Le patient zéro, David C., a été découvert à Bangkok, dans une chambre d’un hôtel de passe. Selon les premières conclusions de l’enquête,il ne se serait pas suicidé, mais aurait succombé à une séance de masturbation. On savait que ça rendait sourd, mais pas encore que ça menaçait gravement l’intégrité physique de ses adeptes. David C., décédé peu après une petite branlette avec une tringle à rideaux, n’aurait pas pris les précautions d’usage, il s’est pendu avec son membre serpentesque.

La contamination ayant atteint les rivages bravepatriotes, le Ministère de la santé a aussitôt pris la décision de lancer une campagne de sensibilisation, surtout auprès des jeunes.
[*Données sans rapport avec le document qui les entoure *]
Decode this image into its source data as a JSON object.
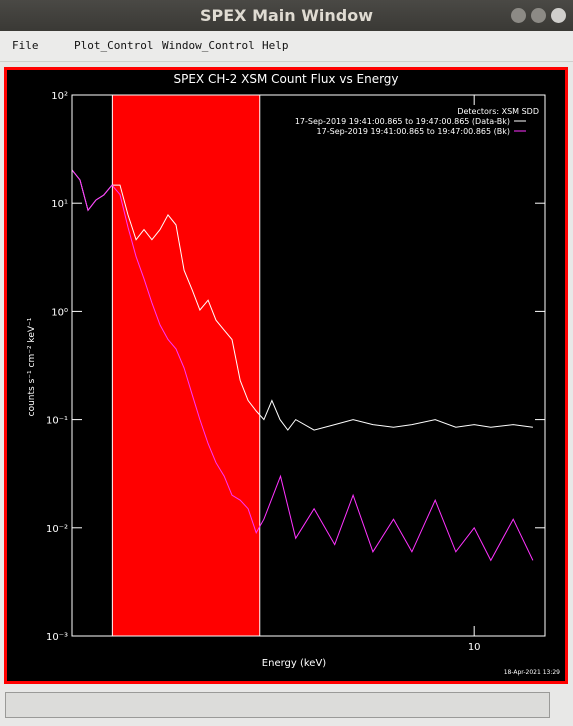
{
  "window": {
    "title": "SPEX Main Window",
    "menu": [
      "File",
      "Plot_Control",
      "Window_Control",
      "Help"
    ]
  },
  "chart_data": {
    "type": "line",
    "title": "SPEX CH-2 XSM Count Flux vs Energy",
    "x_label": "Energy (keV)",
    "y_label": "counts s⁻¹ cm⁻² keV⁻¹",
    "legend_title": "Detectors: XSM SDD",
    "footer": "18-Apr-2021 13:29",
    "xlog": true,
    "ylog": true,
    "grid": false,
    "legend": "upper right",
    "xlim": [
      1,
      15
    ],
    "xticks": [
      10
    ],
    "ylim": [
      0.001,
      100
    ],
    "yticks": [
      {
        "value": 0.001,
        "label": "10⁻³"
      },
      {
        "value": 0.01,
        "label": "10⁻²"
      },
      {
        "value": 0.1,
        "label": "10⁻¹"
      },
      {
        "value": 1,
        "label": "10⁰"
      },
      {
        "value": 10,
        "label": "10¹"
      },
      {
        "value": 100,
        "label": "10²"
      }
    ],
    "shaded_region": {
      "x": [
        1.26,
        2.93
      ],
      "color": "#ff0000"
    },
    "series": [
      {
        "name": "17-Sep-2019 19:41:00.865 to 19:47:00.865 (Data-Bk)",
        "color": "#ffffff",
        "x": [
          1.0,
          1.047,
          1.096,
          1.147,
          1.2,
          1.257,
          1.316,
          1.378,
          1.443,
          1.51,
          1.58,
          1.655,
          1.733,
          1.814,
          1.9,
          1.99,
          2.08,
          2.18,
          2.28,
          2.39,
          2.5,
          2.62,
          2.74,
          2.87,
          3.0,
          3.14,
          3.29,
          3.44,
          3.6,
          4.0,
          4.5,
          5.0,
          5.6,
          6.3,
          7.0,
          8.0,
          9.0,
          10.0,
          11.0,
          12.5,
          14.0
        ],
        "values": [
          20.3,
          16.4,
          8.6,
          10.7,
          11.9,
          14.7,
          14.7,
          7.8,
          4.6,
          5.7,
          4.6,
          5.7,
          7.8,
          6.3,
          2.4,
          1.58,
          1.03,
          1.27,
          0.83,
          0.67,
          0.55,
          0.23,
          0.15,
          0.12,
          0.1,
          0.15,
          0.1,
          0.08,
          0.1,
          0.08,
          0.09,
          0.1,
          0.09,
          0.085,
          0.09,
          0.1,
          0.085,
          0.09,
          0.085,
          0.09,
          0.085
        ]
      },
      {
        "name": "17-Sep-2019 19:41:00.865 to 19:47:00.865 (Bk)",
        "color": "#ff33ff",
        "x": [
          1.0,
          1.047,
          1.096,
          1.147,
          1.2,
          1.257,
          1.316,
          1.378,
          1.443,
          1.51,
          1.58,
          1.655,
          1.733,
          1.814,
          1.9,
          1.99,
          2.08,
          2.18,
          2.28,
          2.39,
          2.5,
          2.62,
          2.74,
          2.87,
          3.0,
          3.3,
          3.6,
          4.0,
          4.5,
          5.0,
          5.6,
          6.3,
          7.0,
          8.0,
          9.0,
          10.0,
          11.0,
          12.5,
          14.0
        ],
        "values": [
          20.3,
          16.4,
          8.6,
          10.7,
          11.9,
          14.7,
          12,
          6,
          3.2,
          2.0,
          1.2,
          0.75,
          0.55,
          0.45,
          0.3,
          0.17,
          0.1,
          0.06,
          0.04,
          0.03,
          0.02,
          0.018,
          0.015,
          0.009,
          0.012,
          0.03,
          0.008,
          0.015,
          0.007,
          0.02,
          0.006,
          0.012,
          0.006,
          0.018,
          0.006,
          0.01,
          0.005,
          0.012,
          0.005
        ]
      }
    ]
  }
}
Les paquets de préservatifs et les revues porno devront dorénavant porter la mention suivante : "Se branler tue", "Se branler provoque des maladies pulmonaires", ou "Protégez les enfants, ne votez pas Cohn-Bendit en leur présence".

Les fonctionnaires du Ministère sont toutefois rassurants, et affirment que les effets de la pandémie seront limités sur le territoire National : si l’OMS a une pris une position alarmiste en relevant son niveau d’alerte à 6, le gouvernement s’y refuse. "Tout va bien, nos barrières douanières sont trop hautes", assure un proche du dossier.